バイタルサインとは生命の維持に欠かせない 呼吸 脈拍 体温 血圧のことを主にいいます。
正常値を知っておくと、なにか異常が合った時に気づきやすいので是非覚えておいてくださいね。
まずは家でも測定できる 呼吸数 脈拍数 体温についてです。
*呼吸数*
呼吸回数は安静時小型犬・猫:20~30回/分 / 大型犬:15回/分 が正常です。
興奮したり 緊張したりすると増えるので お家でリラックスしているときに数えてください。
特に寝ているときや伏せの状態でじっとしているときに胸やお腹の上下をみて数えてみてください。

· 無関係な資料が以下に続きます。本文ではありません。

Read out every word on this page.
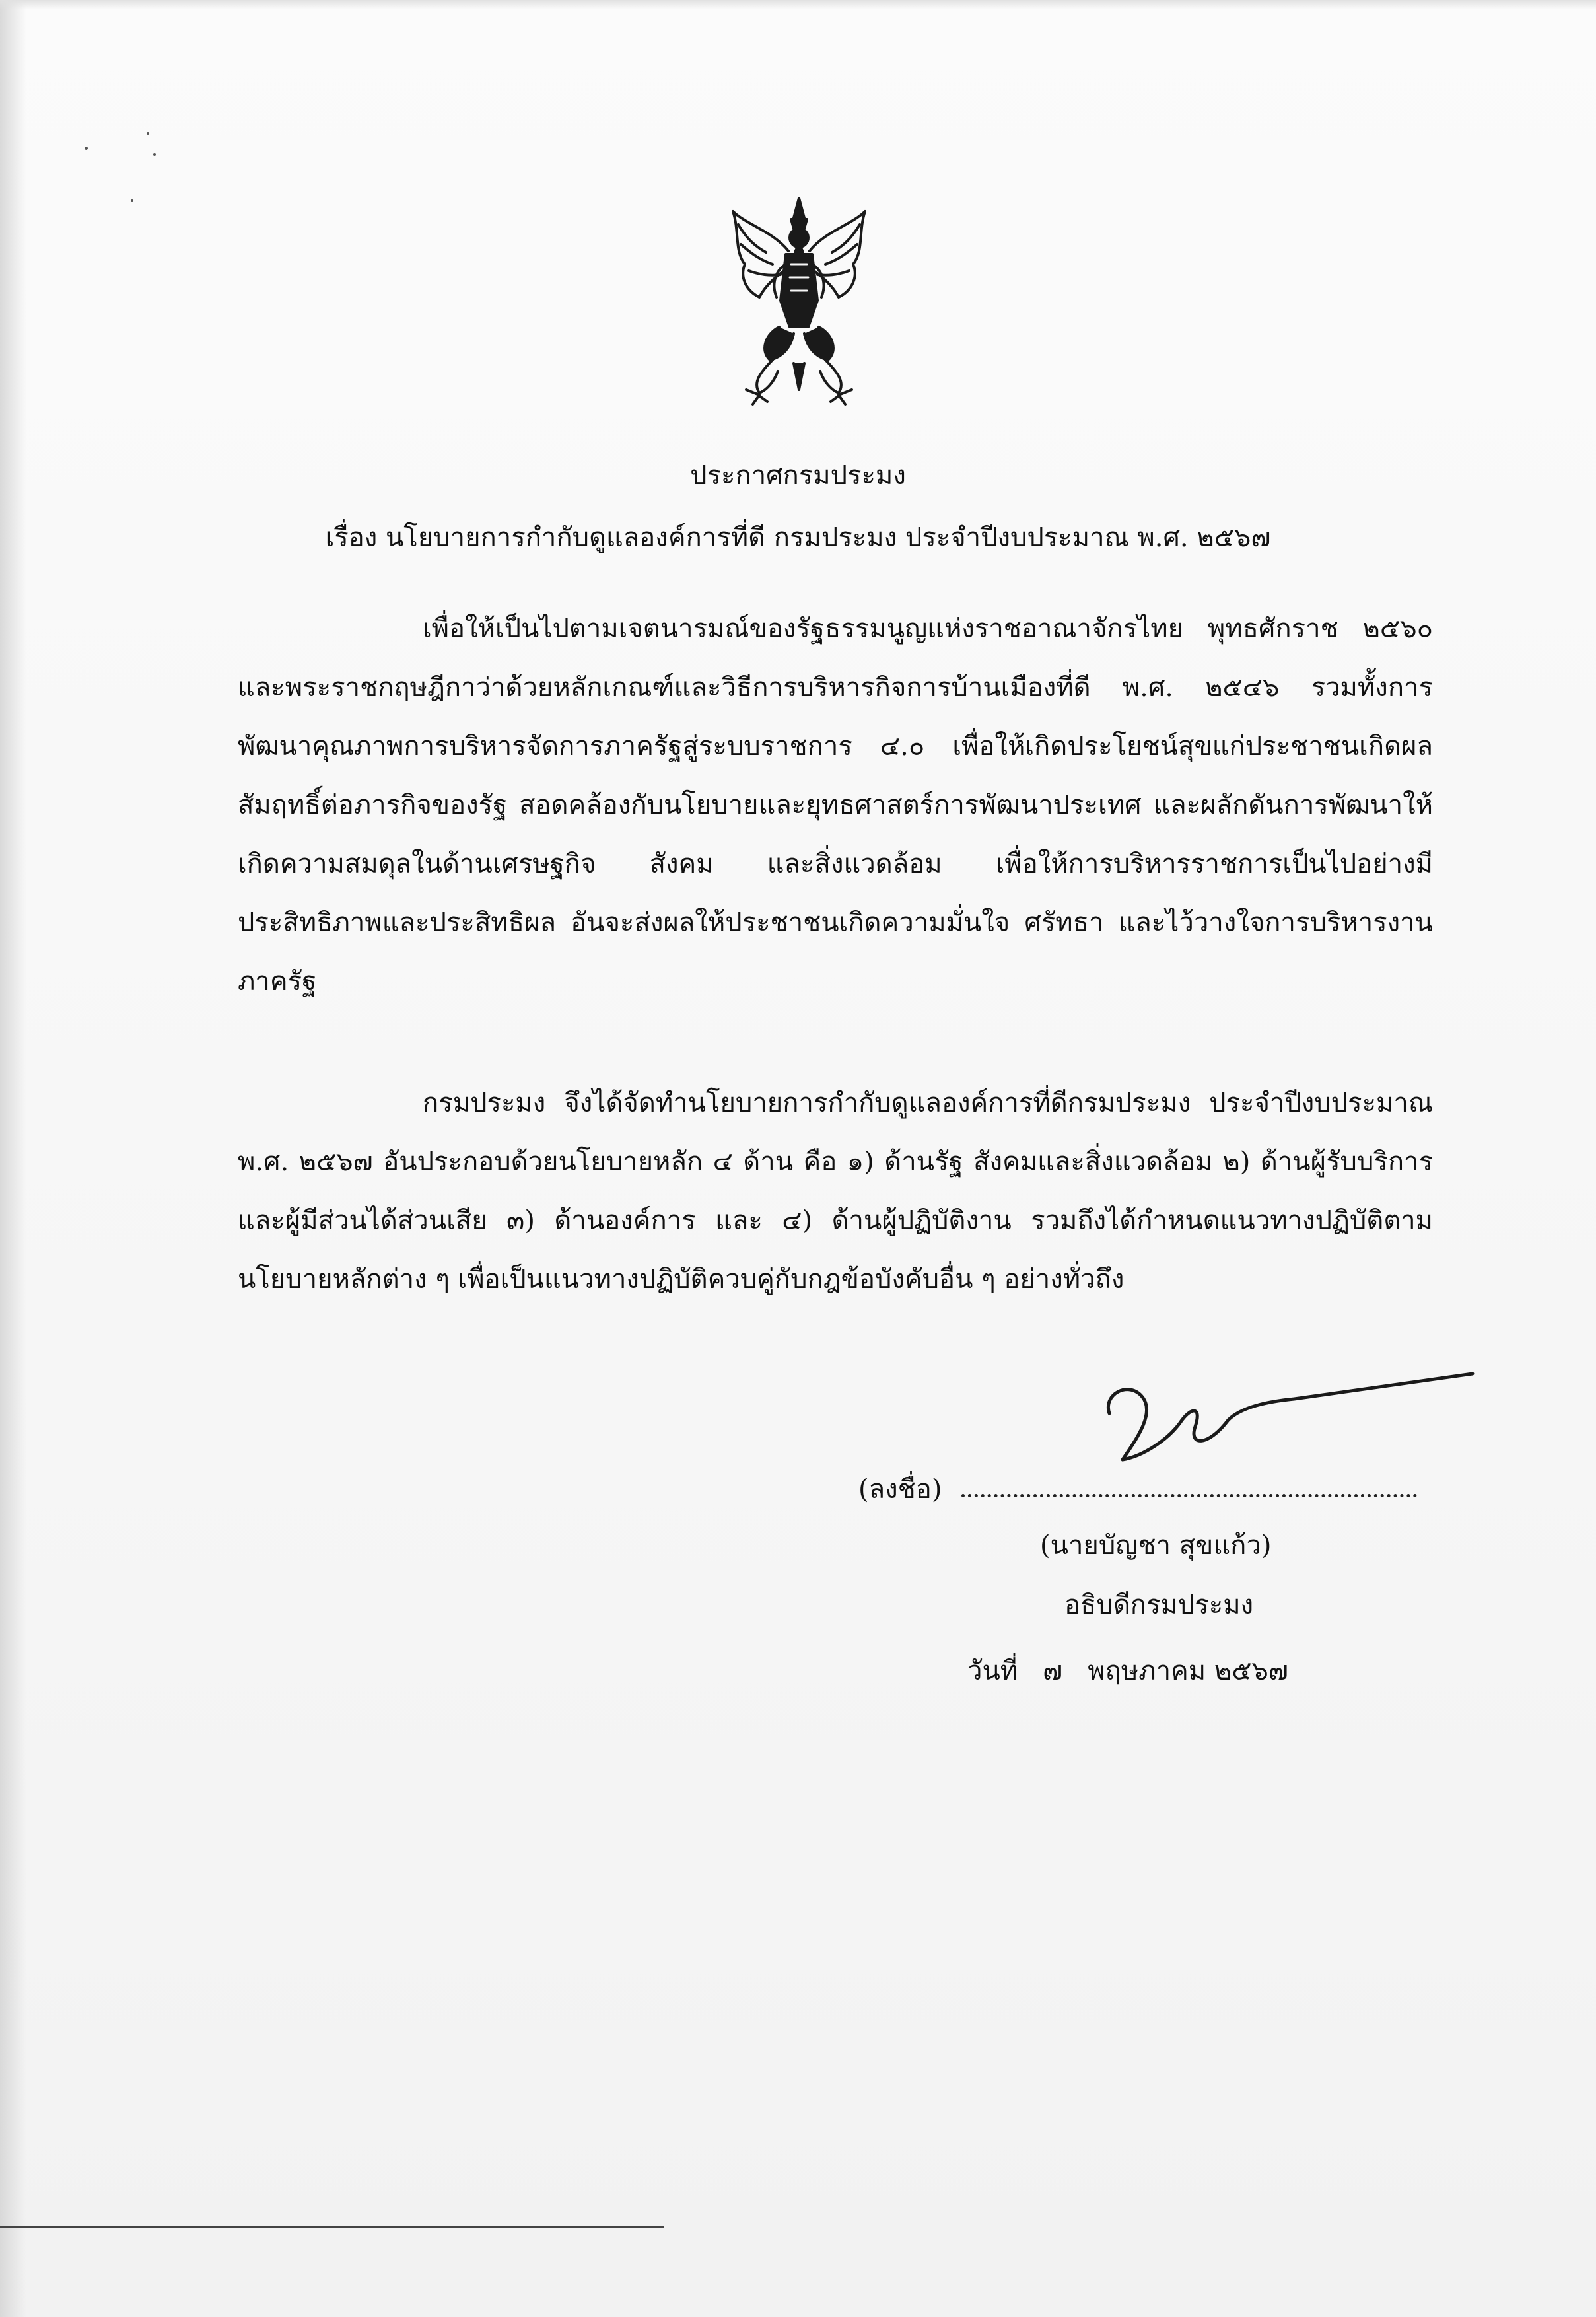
ประกาศกรมประมง
เรื่อง นโยบายการกำกับดูแลองค์การที่ดี กรมประมง ประจำปีงบประมาณ พ.ศ. ๒๕๖๗

เพื่อให้เป็นไปตามเจตนารมณ์ของรัฐธรรมนูญแห่งราชอาณาจักรไทย พุทธศักราช ๒๕๖๐ และพระราชกฤษฎีกาว่าด้วยหลักเกณฑ์และวิธีการบริหารกิจการบ้านเมืองที่ดี พ.ศ. ๒๕๔๖ รวมทั้งการพัฒนาคุณภาพการบริหารจัดการภาครัฐสู่ระบบราชการ ๔.๐ เพื่อให้เกิดประโยชน์สุขแก่ประชาชนเกิดผลสัมฤทธิ์ต่อภารกิจของรัฐ สอดคล้องกับนโยบายและยุทธศาสตร์การพัฒนาประเทศ และผลักดันการพัฒนาให้เกิดความสมดุลในด้านเศรษฐกิจ สังคม และสิ่งแวดล้อม เพื่อให้การบริหารราชการเป็นไปอย่างมีประสิทธิภาพและประสิทธิผล อันจะส่งผลให้ประชาชนเกิดความมั่นใจ ศรัทธา และไว้วางใจการบริหารงานภาครัฐ

กรมประมง จึงได้จัดทำนโยบายการกำกับดูแลองค์การที่ดีกรมประมง ประจำปีงบประมาณ พ.ศ. ๒๕๖๗ อันประกอบด้วยนโยบายหลัก ๔ ด้าน คือ ๑) ด้านรัฐ สังคมและสิ่งแวดล้อม ๒) ด้านผู้รับบริการและผู้มีส่วนได้ส่วนเสีย ๓) ด้านองค์การ และ ๔) ด้านผู้ปฏิบัติงาน รวมถึงได้กำหนดแนวทางปฏิบัติตามนโยบายหลักต่าง ๆ เพื่อเป็นแนวทางปฏิบัติควบคู่กับกฎข้อบังคับอื่น ๆ อย่างทั่วถึง

(ลงชื่อ)
(นายบัญชา สุขแก้ว)
อธิบดีกรมประมง
วันที่ ๗ พฤษภาคม ๒๕๖๗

15秒で何回上下したか数えて4倍して、1分間の呼吸回数を計算します。
心臓病を持っている子は特に重要な指標となるので呼吸数の変化を見逃さないようにしてあげてください。
また、呼吸は回数以外にも呼吸の仕方も重要です。
お座りの体勢で首を上げて呼吸していたり、猫では口を開けて呼吸しているのは異常です。

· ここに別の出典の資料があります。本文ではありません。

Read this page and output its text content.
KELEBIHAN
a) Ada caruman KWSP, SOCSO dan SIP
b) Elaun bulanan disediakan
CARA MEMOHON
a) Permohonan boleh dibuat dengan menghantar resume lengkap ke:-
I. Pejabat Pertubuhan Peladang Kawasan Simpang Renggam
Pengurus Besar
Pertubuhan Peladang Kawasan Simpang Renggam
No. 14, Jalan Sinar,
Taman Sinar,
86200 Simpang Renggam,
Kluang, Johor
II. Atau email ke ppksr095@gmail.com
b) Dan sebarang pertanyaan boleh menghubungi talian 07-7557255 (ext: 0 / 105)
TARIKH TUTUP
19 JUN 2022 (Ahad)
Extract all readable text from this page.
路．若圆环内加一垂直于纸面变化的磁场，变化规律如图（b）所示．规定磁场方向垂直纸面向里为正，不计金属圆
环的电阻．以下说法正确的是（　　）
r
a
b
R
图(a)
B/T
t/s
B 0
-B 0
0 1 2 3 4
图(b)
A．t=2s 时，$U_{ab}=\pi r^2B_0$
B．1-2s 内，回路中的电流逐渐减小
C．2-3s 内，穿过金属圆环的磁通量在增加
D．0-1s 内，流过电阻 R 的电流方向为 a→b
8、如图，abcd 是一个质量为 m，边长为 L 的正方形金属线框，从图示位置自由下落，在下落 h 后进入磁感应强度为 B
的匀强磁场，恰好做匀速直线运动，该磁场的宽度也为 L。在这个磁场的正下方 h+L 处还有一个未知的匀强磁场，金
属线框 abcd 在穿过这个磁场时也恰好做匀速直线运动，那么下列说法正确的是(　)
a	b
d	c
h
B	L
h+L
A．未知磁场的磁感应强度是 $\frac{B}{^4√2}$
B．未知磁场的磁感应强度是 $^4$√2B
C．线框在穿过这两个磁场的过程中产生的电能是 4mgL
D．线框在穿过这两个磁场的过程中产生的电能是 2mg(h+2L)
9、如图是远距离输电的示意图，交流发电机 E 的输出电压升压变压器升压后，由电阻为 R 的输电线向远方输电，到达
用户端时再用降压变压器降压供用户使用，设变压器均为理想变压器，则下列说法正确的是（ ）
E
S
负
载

様子がおかしいようならすぐに病院に連絡してくださいね。
*脈拍数*
脈拍は血圧と同様に、血液循環を把握するための指標となります。
小型犬:60~80回/分 / 大型犬:40~50回/分
犬猫は、後ろ足の内腿にある股動脈で測ります。
リラックスし、落ち着いている状態のときに測定してみてください。
病院など、緊張状態にあれば120回程度まで上がりドキドキしている子も多いです。
呼吸数と同様に、15秒で何回打ったかを確認し4倍して 1分間の脈拍を計算します。
徐脈、頻脈やリズムの異常があれば相談してください
*体温*
主に直腸温を測定します。
37.5℃〜39.2℃です。
大型犬にくらべ小型犬、猫は高めです。
家では直腸温を測るのは難しいのですが、しっぽを垂直に持ち上げ、ワセリンやオイルを体温計の先につけておしりに入れるとスムーズに入りやすいです。
また、日々抱っこして大体の体温を体感しておくと異常の発見に繋がります。
体温の上昇も興奮によっても起こるので、体温の上昇だけでは異常とはいえません。
体温が高く、呼吸がはやかったり、食欲が落ちたり他の異常が出ているようであれば、早めに来院してくださいね。
最後に血圧についてです。
動物はいろいろな病気が基礎疾患にあって血圧に異常が出ることが多いです。
犬・猫の血圧は、収縮期圧 100から150 拡張期圧60から100が 平均血圧80から120が正常値です。
血圧をしっかり測るには血圧計が必要で、家では血圧を測るのは難しいですが、低血圧かどうかをみる方法があるので紹介します。
まず歯茎を押して白くなったのを確認し、ピンクにすぐに戻るかで判断します。2秒以内に戻れば問題ありませんが、2秒以上かかるようであれば低血圧を起こしている可能性があります。
低血圧の原因として 出血や心臓疾患、内分泌疾患を起こしている可能性があります。
また、歯茎の色は貧血を見たり、酸素がしっかり体を回っているかもわかります。
歯茎の色が青白かったり、白かったりすると異常です。日々、色もチェックしておいてください。
話を血圧に戻します。
血圧計が必要になりますが、150/95mmhg以上になると高血圧と判断します。高血圧が続くといろいろな臓器に負担がかかってしまいます。高血圧は基礎疾患 例えば、心臓病 腎臓病 クッシング 糖尿病 甲状腺機能亢進症などの怖い病気が隠れている可能性があります。
当院では 血圧計で血圧を日常的に測定することで、病院での血圧を把握し、個々の変化を見逃さないようにしています。
またトリミングでは、心臓疾患を持っている子はもちろん、7歳以上の子は必ず血圧を測るようにしています。
当院での血圧測定の様子
日々の生活での異常の発見は、病気の早期発見早期治療に役立ちますので、ぜひ健康なときから我が子のバイタルチェックを日常的に行ってあげてくださいね。